Mari Oliveira, também estudante de História, é coordenadora geral do Diretório Central dos Estudantes da UFMG. O DCE se mobiliza em diversas frentes e causas em favor do direito dos estudantes, uma dessas pautas defendidas é o passe estudantil. Ela comenta a questão do impacto financeiro na vida desses alunos:

Mari

“No momento que a gente está vivendo, a gente está debatendo muito sobre a precarização das políticas de assistência estudantil da nossa universidade, né? Tipo assim, a UFMG é considerada uma das maiores universidades do país, mas mesmo assim, o cenário que a gente vive é de que, enfim, essas políticas hoje são extremamente insuficientes para garantir a permanência do corpo estudantil, assim, como um todo. E quando a gente faz esse debate de assistência estudantil, muita gente esquece sobre como isso engloba o transporte. O auxílio da FUMP hoje inclusive, falamos, debatemos sobre isso na Assembleia Geral também, o auxílio da FUMP hoje é muito baixo. Tipo assim, ele paga a ida e a volta, por exemplo, de um estudante que precisa pegar um ônibus. Se esse ônibus for 4,50, né? Então tipo assim, durante o período que Belo Horizonte ficou com a passagem a 6 reais, o auxílio não cobria a ida e a volta desse estudante. E se o estudante mora na região metropolitana e precisa se deslocar usando o Move metropolitano, ele cobre metade do mês. Então, é isso, sabe? É uma política extremamente importante, mas extremamente insuficiente para a realidade que está colocada para a gente hoje. A passagem do metrô também, por exemplo, aumentou para 5,40. E esse valor extremamente baixo, ele… Enfim, impacta na evasão, sabe? Na permanência das pessoas na universidade. Porque é isso, vai no mais básico que é não ter como se deslocar mesmo para estudar, para acompanhar as aulas. E nem só para isso, né? Porque a gente tem que lembrar que a universidade é muito mais que a sala de aula. Então, para viver a vida universitária, para aproveitar os eventos, etc. E com certeza impacta nos índices de evasão que a gente tem, assim. Ainda mais considerando, por exemplo, que a região da Pampulha é afastada da região central de Belo Horizonte, né? Isso dificulta muito o deslocamento até lá, em especial se você mora na região metropolitana.

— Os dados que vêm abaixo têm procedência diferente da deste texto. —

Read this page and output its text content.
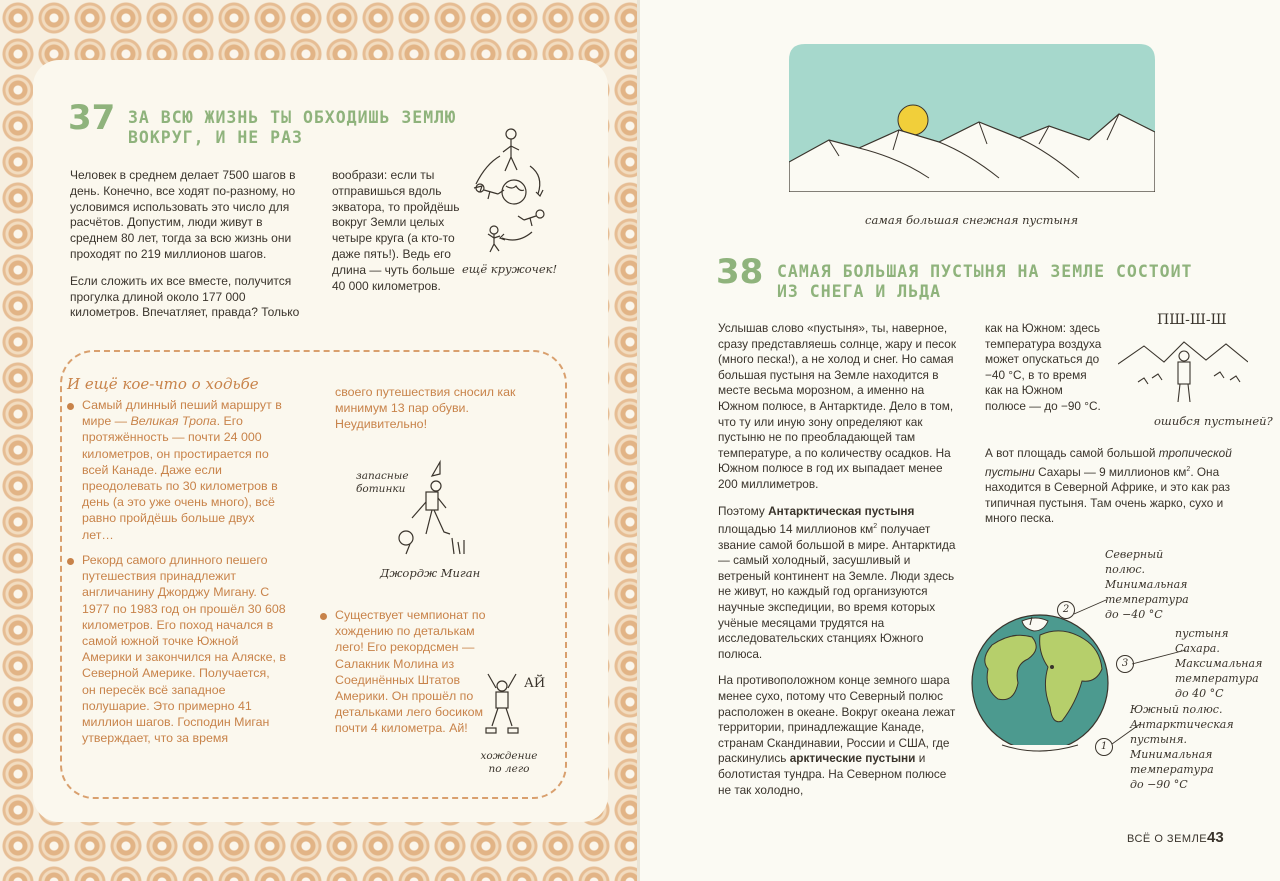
37 ЗА ВСЮ ЖИЗНЬ ТЫ ОБХОДИШЬ ЗЕМЛЮ
ВОКРУГ, И НЕ РАЗ

Человек в среднем делает 7500 шагов в день. Конечно, все ходят по-разному, но условимся использовать это число для расчётов. Допустим, люди живут в среднем 80 лет, тогда за всю жизнь они проходят по 219 миллионов шагов.

Если сложить их все вместе, получится прогулка длиной около 177 000 километров. Впечатляет, правда? Только

вообрази: если ты отправишься вдоль экватора, то пройдёшь вокруг Земли целых четыре круга (а кто-то даже пять!). Ведь его длина — чуть больше 40 000 километров.

ещё кружочек!
И ещё кое-что о ходьбе
Самый длинный пеший маршрут в мире — Великая Тропа. Его протяжённость — почти 24 000 километров, он простирается по всей Канаде. Даже если преодолевать по 30 километров в день (а это уже очень много), всё равно пройдёшь больше двух лет…
Рекорд самого длинного пешего путешествия принадлежит англичанину Джорджу Мигану. С 1977 по 1983 год он прошёл 30 608 километров. Его поход начался в самой южной точке Южной Америки и закончился на Аляске, в Северной Америке. Получается, он пересёк всё западное полушарие. Это примерно 41 миллион шагов. Господин Миган утверждает, что за время
своего путешествия сносил как минимум 13 пар обуви. Неудивительно!
запасные ботинки
Джордж Миган
Существует чемпионат по хождению по деталькам лего! Его рекордсмен — Салакник Молина из Соединённых Штатов Америки. Он прошёл по детальками лего босиком почти 4 километра. Ай!
АЙ
хождение по лего
самая большая снежная пустыня
38 САМАЯ БОЛЬШАЯ ПУСТЫНЯ НА ЗЕМЛЕ СОСТОИТ
ИЗ СНЕГА И ЛЬДА

Услышав слово «пустыня», ты, наверное, сразу представляешь солнце, жару и песок (много песка!), а не холод и снег. Но самая большая пустыня на Земле находится в месте весьма морозном, а именно на Южном полюсе, в Антарктиде. Дело в том, что ту или иную зону определяют как пустыню не по преобладающей там температуре, а по количеству осадков. На Южном полюсе в год их выпадает менее 200 миллиметров.

Поэтому Антарктическая пустыня площадью 14 миллионов $км^2$ получает звание самой большой в мире. Антарктида — самый холодный, засушливый и ветреный континент на Земле. Люди здесь не живут, но каждый год организуются научные экспедиции, во время которых учёные месяцами трудятся на исследовательских станциях Южного полюса.

На противоположном конце земного шара менее сухо, потому что Северный полюс расположен в океане. Вокруг океана лежат территории, принадлежащие Канаде, странам Скандинавии, России и США, где раскинулись арктические пустыни и болотистая тундра. На Северном полюсе не так холодно,

как на Южном: здесь температура воздуха может опускаться до −40 °С, в то время как на Южном полюсе — до −90 °С.

А вот площадь самой большой тропической пустыни Сахары — 9 миллионов $км^2$. Она находится в Северной Африке, и это как раз типичная пустыня. Там очень жарко, сухо и много песка.

ПШ-Ш-Ш
ошибся пустыней?
2
3
1
Северный полюс. Минимальная температура до −40 °С
пустыня Сахара. Максимальная температура до 40 °С
Южный полюс. Антарктическая пустыня. Минимальная температура до −90 °С
ВСЁ О ЗЕМЛЕ 43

Mari também fala como o DCE se mobiliza para atender esses direitos dos alunos:

Mari

“No geral a gente está travando lutas para que haja uma reorganização e uma expansão das políticas de assistência estudantil, das bolsas da FUMP, isso de forma geral, tá? Não só com esse auxílio em específico. A gente coloca, né, e tipo assim, se articula com outros DCEs, se articula com a UNE e com a UEE, que é a União Estadual dos Estudantes também, para que haja um debate nacional também, né, sobre, por exemplo, a recomposição orçamentária das universidades, porque é só assim que a gente vai conseguir de fato avançar nos nossos direitos, para que haja, né, agora a gente conseguiu avançar nessa última semana aqui o PNAES, que era o Programa Nacional de Assistência Estudantil está se tornando lei. Então a gente se posiciona publicamente nesse sentido, no sentido interno, dentro da universidade. A gente cobra por um aumento das bolsas no geral para que haja de fato uma priorização dos recursos da assistência estudantil, sabe? Porque, enfim, a gente sabe que é insuficiente. E no âmbito da cidade a gente está presente assim, tipo há muito tempo nos fóruns que debatem sobre isso. Então a gente articula com movimentos, por exemplo, como o Tarifa Zero, para debater não só o passe livre estudantil, mas de fato em direito da cidade, de fato a Tarifa Zero em Belo Horizonte, com outros DCEs e grêmios para cobrar o meio passe ou o passe livre estudantil. Várias capitais têm, infelizmente não é o caso de Belo Horizonte. Estive inclusive numa audiência pública na Câmara Municipal de BH pelo mandato da Isa Lourença para falar sobre isso, falar da urgência de termos o passe livre em BH. Nos articulamos em toda essa movimentação pro retorno da passagem a valor de 4,50, que para a gente é caro. Enfim, acho que um pouco isso. E claro, sempre convidando as pessoas para essas lutas também. E dentro da UFMG eu também esqueci de falar, mas debatemos sobre a urgência, tipo assim, é urgente que a gente tenha ônibus intercampi.”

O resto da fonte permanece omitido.